Im Volksmund ist “Zicke”, “zickig”, “Zickigkeit” eine beliebte Kennzeichnung für ein launisches, unangenehmes weibliches Verhalten. Ein anderes Wort ist das mitteldeutsch-dialektale “Hippe”, das neben Ziege und Zicke auch eine Art Gartensichel bezeichnet, ein Gerät, das, dem Sensenmann nahestehend, keine anheimelnden Regungen auslöst. Zu alledem passt das unmelodische Meckern der Ziegen, das ungeduldiger und fordernder klingt als das friedliche Blöken oder dumpfe Muhen des anderen Viehs. Aus ihren Augen mit querstehenden Balkenpupillen und gelber Iris blicken sie scheinbar unbeseelt drein. Dem Teufel selbst werden Geruch, Fuß und Gehörn des Ziegenbocks zugeschrieben. Ziegen haben einen knochigen Körperbau - schließlich sind sie in Behendigkeit auf unwegsamen Pfaden unterwegs. Selbst vor Bäumen machen sie in ihrer Kletterkunst nicht Halt. Die heimische Schlingpflanze mit den duftenden gelb-orange-changierenden Blüten, das Geißblatt, Caprifolium, ist ein Hinweis.

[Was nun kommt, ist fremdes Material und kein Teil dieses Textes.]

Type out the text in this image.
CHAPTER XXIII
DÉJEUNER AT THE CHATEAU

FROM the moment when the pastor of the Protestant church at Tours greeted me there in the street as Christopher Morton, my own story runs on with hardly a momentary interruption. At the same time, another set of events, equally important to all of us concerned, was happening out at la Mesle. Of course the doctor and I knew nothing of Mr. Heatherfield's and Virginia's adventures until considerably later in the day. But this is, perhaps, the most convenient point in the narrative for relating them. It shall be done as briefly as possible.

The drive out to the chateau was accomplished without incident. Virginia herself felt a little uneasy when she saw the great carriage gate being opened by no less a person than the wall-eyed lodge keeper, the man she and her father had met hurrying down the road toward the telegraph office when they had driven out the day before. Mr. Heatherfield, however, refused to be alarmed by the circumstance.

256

Die Ziege heißt auf italienisch und lateinisch capra, die wilde Ziege caprea, auf spanisch cabra und auf französisch chèvre. Chevreau ist feines Ziegenleder. Das Fremdwort die Kaprice, Laune - dazu kapriziös, launenhaft, eigenwillig, sich kaprizieren, eigenwillig auf etwas bestehen - bezieht sich auf Eigenschaften, die man an Ziegen zu beobachten glaubt.

Dieses Wort begegnet uns auch in der Musik - ein Capriccio ist ein heiteres Stück, capricioso heißt scherzhaft und launenhaft. Auch die “Pizza Capriciosa” schmückt sich mit diesem Attribut. Kapriole, das eigentlich Bocksprung, Luftsprung, heißt, ist übertragen ein übermütiger Streich, dazu gehört die Wendung “Kapriolen machen”, launenhafte Einfälle haben. Dieses Bild verweist auf junge Böcke, die, Kopf und Gehörn vorgestreckt - bockig - springen.

Der italienische Salat, der auf keiner Party fehlen darf, in den Nationalfarben rot-weiß-grün, bestehend aus Tomaten, Mozzarella, Basilikum - und natürlich Olivenöl - dieser Salat heißt Caprese. Der Name bezieht sich auf die kampanische Insel Capri , lateinisch Capreae, Wildziegen. Die Insel ist so klein und felsig, dass sie kaum je behäbige Büffel zu beherbergen vermochte, sondern neben den Caprifischern zweifellos Ziegen die idealen Lebensbedingeungen bot. Daraus ergibt sich die Schlussfolgerung: Caprese mit Ziegenfrischkäse statt mit Büffelmozzarella scheint die authentische Zusammenstellung.